Before us is a summary judgment in favor of plaintiff, who appeared pro se in the trial court.

The court held:
1. It had jurisdiction.
2. Plaintiff had standing.
3. The Forty Second, 1977-78 Utah Legislature was already seated, and is a de facto legislature.
4. All laws enacted by the 1977-78 legislature are valid, and monies collected by that body need not be returned to the people.
5.Administrators and teachers employed by Utah Public School System hold a public office of profit or trust, and thus may not be members of the Utah Legislature; because such would" be in violation of Art. VI, Sec. 6, Constitution of Utah.

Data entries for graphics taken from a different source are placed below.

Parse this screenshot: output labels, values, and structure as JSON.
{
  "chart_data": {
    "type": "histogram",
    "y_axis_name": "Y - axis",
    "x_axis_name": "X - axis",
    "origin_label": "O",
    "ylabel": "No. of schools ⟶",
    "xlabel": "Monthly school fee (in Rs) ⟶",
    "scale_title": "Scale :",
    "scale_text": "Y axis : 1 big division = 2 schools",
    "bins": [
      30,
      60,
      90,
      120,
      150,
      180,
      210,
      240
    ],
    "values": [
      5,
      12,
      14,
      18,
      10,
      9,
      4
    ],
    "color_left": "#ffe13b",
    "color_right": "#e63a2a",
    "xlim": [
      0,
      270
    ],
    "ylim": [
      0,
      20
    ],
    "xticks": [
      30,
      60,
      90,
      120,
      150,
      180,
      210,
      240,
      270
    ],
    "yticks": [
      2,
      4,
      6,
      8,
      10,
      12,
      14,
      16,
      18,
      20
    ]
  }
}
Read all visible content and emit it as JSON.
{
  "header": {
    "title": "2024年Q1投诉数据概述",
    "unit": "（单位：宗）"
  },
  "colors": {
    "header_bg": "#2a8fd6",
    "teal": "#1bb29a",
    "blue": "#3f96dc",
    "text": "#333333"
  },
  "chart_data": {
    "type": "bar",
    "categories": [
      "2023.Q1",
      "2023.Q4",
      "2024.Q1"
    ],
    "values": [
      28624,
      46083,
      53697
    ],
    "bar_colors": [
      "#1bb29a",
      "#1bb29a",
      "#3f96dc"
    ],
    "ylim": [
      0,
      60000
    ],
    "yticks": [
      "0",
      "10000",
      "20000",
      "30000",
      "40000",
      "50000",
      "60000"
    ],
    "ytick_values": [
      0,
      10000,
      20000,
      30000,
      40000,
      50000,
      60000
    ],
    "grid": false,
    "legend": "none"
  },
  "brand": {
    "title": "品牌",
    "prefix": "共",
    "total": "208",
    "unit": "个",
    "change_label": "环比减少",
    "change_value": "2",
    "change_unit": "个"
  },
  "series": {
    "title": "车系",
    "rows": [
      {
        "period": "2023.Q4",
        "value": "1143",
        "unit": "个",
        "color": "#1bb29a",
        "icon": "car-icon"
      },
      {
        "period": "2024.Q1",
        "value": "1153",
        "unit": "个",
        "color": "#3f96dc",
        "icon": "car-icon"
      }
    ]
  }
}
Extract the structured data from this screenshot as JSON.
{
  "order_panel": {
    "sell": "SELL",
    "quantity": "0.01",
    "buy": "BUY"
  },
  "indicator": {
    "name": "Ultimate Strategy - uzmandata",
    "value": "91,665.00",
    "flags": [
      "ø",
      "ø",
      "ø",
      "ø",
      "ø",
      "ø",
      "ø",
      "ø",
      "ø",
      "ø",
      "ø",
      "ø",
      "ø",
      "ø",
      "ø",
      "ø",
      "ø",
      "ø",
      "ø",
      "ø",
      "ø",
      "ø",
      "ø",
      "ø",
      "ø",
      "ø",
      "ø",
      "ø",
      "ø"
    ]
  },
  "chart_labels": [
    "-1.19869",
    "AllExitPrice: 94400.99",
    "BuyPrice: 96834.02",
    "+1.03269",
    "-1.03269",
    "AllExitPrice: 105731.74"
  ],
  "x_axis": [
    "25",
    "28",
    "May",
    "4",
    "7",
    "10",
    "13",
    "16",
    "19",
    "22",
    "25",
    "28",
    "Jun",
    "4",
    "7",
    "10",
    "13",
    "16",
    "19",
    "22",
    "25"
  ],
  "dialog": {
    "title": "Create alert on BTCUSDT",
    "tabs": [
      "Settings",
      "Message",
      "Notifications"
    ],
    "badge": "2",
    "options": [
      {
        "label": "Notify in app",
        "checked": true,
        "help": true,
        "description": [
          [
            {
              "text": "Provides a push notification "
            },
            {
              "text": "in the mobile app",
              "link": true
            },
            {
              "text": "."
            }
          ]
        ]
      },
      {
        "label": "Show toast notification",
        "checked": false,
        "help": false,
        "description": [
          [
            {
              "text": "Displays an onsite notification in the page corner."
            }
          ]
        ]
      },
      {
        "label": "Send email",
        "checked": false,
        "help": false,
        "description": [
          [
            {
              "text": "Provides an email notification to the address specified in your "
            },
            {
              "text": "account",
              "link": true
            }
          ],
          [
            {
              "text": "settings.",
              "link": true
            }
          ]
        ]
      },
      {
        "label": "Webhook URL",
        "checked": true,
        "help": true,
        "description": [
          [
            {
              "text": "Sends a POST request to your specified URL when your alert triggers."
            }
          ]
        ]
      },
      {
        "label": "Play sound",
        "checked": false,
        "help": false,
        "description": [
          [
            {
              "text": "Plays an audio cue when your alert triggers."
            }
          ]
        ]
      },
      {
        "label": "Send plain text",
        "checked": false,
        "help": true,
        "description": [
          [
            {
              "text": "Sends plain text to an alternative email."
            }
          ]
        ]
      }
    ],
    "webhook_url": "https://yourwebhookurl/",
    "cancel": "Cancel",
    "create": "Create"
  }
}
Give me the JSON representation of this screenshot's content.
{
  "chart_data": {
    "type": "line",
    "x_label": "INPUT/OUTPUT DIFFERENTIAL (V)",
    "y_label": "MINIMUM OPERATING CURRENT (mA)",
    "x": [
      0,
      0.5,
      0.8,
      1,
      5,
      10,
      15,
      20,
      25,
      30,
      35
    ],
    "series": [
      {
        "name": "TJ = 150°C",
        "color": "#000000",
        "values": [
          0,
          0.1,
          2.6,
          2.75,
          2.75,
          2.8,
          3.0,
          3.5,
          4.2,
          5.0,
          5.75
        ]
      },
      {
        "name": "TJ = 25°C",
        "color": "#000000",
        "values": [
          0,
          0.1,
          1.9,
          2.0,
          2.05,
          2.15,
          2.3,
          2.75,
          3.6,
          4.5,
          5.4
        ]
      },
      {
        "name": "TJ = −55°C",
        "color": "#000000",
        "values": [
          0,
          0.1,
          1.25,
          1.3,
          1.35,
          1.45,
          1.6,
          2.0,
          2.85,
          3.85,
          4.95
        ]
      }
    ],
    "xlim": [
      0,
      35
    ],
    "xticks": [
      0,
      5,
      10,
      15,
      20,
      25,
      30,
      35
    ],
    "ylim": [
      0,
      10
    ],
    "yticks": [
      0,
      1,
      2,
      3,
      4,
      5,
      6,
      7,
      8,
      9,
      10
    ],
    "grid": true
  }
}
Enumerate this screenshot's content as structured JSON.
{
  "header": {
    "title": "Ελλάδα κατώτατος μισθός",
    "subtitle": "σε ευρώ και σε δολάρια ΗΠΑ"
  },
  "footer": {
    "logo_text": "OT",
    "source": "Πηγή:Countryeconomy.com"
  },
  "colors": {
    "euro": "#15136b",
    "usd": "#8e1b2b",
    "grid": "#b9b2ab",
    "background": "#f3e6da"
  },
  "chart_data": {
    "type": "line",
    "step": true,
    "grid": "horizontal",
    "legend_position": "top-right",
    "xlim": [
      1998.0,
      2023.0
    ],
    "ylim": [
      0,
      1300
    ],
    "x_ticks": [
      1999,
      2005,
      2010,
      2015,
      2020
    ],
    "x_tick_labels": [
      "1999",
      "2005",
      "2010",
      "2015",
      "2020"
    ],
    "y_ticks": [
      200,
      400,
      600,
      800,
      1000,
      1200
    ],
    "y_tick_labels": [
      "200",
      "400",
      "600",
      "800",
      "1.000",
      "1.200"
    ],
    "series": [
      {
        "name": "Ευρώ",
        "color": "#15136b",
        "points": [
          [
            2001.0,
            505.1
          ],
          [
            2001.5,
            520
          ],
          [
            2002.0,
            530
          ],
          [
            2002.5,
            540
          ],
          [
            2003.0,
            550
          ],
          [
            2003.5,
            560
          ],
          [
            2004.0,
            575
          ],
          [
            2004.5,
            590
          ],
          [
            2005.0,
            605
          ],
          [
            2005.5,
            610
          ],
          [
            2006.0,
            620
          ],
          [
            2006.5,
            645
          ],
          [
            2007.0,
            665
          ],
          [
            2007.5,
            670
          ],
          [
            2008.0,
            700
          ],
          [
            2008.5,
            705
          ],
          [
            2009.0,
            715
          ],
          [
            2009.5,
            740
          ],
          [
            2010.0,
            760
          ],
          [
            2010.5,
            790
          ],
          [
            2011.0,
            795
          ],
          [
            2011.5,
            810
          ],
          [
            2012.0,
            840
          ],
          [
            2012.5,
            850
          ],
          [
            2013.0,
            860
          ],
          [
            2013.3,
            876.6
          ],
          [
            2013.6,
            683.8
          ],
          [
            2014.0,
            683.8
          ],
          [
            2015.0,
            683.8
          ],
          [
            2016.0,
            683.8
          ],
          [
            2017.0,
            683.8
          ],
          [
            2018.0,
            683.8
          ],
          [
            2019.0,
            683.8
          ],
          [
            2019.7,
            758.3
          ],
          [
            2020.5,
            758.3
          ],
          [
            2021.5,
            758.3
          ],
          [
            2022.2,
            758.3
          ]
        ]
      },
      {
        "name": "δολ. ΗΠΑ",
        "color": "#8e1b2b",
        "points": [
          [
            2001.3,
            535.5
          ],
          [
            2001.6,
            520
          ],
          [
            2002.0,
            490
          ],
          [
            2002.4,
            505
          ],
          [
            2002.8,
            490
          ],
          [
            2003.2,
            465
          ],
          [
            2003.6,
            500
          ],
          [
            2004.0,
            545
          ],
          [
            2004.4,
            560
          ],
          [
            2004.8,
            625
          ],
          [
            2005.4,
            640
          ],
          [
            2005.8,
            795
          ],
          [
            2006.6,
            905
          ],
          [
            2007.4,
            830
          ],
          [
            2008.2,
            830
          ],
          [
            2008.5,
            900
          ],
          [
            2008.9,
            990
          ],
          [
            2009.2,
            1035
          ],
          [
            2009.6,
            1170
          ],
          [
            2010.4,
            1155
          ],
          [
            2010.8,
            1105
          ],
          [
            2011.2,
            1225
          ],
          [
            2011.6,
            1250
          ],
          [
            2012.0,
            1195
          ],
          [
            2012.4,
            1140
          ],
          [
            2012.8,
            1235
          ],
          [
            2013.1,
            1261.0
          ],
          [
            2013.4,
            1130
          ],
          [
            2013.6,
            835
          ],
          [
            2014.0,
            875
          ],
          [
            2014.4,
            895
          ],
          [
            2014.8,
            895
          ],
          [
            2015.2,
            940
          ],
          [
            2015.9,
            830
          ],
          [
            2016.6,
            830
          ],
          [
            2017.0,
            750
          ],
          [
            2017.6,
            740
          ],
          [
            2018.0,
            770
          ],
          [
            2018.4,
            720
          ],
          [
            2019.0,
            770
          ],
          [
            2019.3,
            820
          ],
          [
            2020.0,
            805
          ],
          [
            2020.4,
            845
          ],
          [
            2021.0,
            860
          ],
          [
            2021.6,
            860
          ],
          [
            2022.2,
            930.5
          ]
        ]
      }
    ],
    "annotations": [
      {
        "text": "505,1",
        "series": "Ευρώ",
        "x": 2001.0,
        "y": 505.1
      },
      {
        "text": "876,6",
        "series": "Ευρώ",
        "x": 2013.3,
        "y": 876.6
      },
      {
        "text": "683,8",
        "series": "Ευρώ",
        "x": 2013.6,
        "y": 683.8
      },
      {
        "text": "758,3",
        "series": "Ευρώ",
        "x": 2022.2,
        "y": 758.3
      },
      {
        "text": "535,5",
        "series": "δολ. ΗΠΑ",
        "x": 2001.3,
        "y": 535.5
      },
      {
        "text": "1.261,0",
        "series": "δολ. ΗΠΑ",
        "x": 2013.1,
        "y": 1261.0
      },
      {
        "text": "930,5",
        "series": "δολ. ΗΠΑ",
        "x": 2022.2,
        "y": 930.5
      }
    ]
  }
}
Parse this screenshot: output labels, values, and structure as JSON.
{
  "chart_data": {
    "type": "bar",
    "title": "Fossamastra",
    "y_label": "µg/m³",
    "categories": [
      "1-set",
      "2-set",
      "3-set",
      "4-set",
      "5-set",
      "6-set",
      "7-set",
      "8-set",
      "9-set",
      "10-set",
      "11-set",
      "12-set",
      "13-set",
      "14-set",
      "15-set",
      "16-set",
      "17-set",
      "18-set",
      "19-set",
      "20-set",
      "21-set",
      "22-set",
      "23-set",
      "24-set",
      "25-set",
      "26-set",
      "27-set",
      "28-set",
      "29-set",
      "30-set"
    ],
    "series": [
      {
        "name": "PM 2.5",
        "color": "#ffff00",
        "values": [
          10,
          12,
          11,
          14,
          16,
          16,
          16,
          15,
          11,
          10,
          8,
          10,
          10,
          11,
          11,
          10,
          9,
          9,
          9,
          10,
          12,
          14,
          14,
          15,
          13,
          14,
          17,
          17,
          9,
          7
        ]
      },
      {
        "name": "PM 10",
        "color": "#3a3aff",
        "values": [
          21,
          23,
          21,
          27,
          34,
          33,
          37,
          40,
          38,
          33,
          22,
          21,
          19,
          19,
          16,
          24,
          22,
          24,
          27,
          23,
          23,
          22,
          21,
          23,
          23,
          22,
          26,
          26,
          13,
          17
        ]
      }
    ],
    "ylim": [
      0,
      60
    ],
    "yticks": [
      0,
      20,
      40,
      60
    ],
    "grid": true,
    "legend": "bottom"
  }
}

We affirm the holdings of the trial court in 1 and 2. As to 3 and 4, we hold the Forty Second Legislature to be, at least, a de facto Legislature. Thus, laws enacted by it are not invalid by reason of its membership. As to Number 5, we do not reach that issue, and the District Court should not have reached it, because proper parties defendant are not before the court. For that reason we reverse the District Court as to Number 5: Because proper parties defendant are not before the court, a decision disposing of Number 5 would be advisory only. Rendering advisory opinions is not a function of this Court.

An inherent role of the judiciary, in matters of this nature, is interpretation of Constitutional provisions. Thus, jurisdiction is properly lodged.1

Appellants cite the usual rule that one must be personally adversely affected before he has standing to prosecute an action.2 While such is true, it is also true this Court may grant standing where matters of great public interest and societal impact are concerned.3

ELLETT, C. J., and HALL, J., concur.

. See also: Powell v. McCormack, 395 U.S. 486, 89 S.Ct. 1944, 23 L.Ed. 491 (1969); State v. Dubuque, 68 Wash.2d 553, 413 P.2d 972 (1966); Hayes v. Gill, 52 Haw. 251, 473 P.2d 872 (1970); State v. Lockhart, 76 Ariz. 390, 265 P.2d 447 (1953).

. Johnson v. State Tax Commission, 17 Utah 2d 337, 411 P.2d 831 (1966).

. See State ex rel. Sego v. Kirkpatrick, 86 N.M. 359, 524 P.2d 975 (1974).